One end of a steel wire is fixed to the ceiling of a moving elevator. A load of $20\text{kg}$ hangs from the other end. If the elevator is moving up with an acceleration $1{\text{m/s}}^2$ and Area of cross- section of wire is $2{\text{cm}}^2$ then find the longitudnal strain in the wire.
[Take $g=10{\text{ms}}^{-2},Y=2\times {10}^{11}{\text{Nm}}^{-2}$ ]

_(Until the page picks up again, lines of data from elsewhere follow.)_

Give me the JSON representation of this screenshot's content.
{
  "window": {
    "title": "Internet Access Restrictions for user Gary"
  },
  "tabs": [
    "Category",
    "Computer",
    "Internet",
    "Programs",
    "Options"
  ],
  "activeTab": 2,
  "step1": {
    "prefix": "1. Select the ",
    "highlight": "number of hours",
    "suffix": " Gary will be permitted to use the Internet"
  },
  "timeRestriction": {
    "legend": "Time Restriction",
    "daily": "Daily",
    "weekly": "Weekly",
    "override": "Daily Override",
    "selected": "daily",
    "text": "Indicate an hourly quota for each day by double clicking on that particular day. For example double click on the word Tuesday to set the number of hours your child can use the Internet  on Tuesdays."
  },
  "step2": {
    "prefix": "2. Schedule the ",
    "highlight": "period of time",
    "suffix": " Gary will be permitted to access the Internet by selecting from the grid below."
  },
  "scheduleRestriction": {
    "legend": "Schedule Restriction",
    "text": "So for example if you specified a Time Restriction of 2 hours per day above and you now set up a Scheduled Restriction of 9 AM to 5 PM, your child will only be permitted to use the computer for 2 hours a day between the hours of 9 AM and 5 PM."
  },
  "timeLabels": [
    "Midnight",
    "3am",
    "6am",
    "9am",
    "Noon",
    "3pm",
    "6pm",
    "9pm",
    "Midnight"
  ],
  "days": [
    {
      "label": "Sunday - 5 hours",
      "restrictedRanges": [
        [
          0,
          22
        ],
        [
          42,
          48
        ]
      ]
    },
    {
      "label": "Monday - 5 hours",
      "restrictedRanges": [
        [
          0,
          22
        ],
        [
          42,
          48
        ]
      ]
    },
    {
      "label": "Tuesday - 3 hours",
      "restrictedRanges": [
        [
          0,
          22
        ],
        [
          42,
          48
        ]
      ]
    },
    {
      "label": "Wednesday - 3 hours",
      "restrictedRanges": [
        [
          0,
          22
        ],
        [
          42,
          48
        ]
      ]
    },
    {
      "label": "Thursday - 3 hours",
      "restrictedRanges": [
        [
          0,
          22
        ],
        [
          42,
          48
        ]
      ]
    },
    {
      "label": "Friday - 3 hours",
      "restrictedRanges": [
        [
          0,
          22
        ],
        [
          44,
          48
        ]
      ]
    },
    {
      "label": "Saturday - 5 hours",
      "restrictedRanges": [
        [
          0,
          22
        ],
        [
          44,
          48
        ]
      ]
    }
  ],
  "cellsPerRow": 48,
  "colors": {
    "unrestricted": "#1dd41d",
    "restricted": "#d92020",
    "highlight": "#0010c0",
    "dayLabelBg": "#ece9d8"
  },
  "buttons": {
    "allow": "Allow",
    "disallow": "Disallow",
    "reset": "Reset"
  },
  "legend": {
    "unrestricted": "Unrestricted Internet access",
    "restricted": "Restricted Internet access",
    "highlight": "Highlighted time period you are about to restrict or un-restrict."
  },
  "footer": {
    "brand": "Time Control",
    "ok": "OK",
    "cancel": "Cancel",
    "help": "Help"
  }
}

• A. $5.5\times {10}^{-4}$
• B. $5.5\times {10}^{-6}$
• C. $3\times {10}^{-6}$
• D. $2\times {10}^{-4}$

Answer 1

The correct option is B $5.5\times {10}^{-6}$


FBD of block from the frame of reference of elevator
$T=mg+ma=m(g+a)$
From the data given in the question ,
$T=20(10+1)=220\text{N}$
From the definition of modulus of elasticity, we know that
$Y=\frac{F\times l}{A\times \Delta l}\Rightarrow \frac{T\times l}{A\times \Delta l}$
$\Rightarrow$ Longitudinal Strain $\frac{\Delta l}{l}=\frac{T}{AY}\Rightarrow \frac{220}{2\times {10}^{-4}\times 2\times {10}^{11}}\Rightarrow 5.5\times {10}^{-6}$
Thus, option (b) is the correct answer.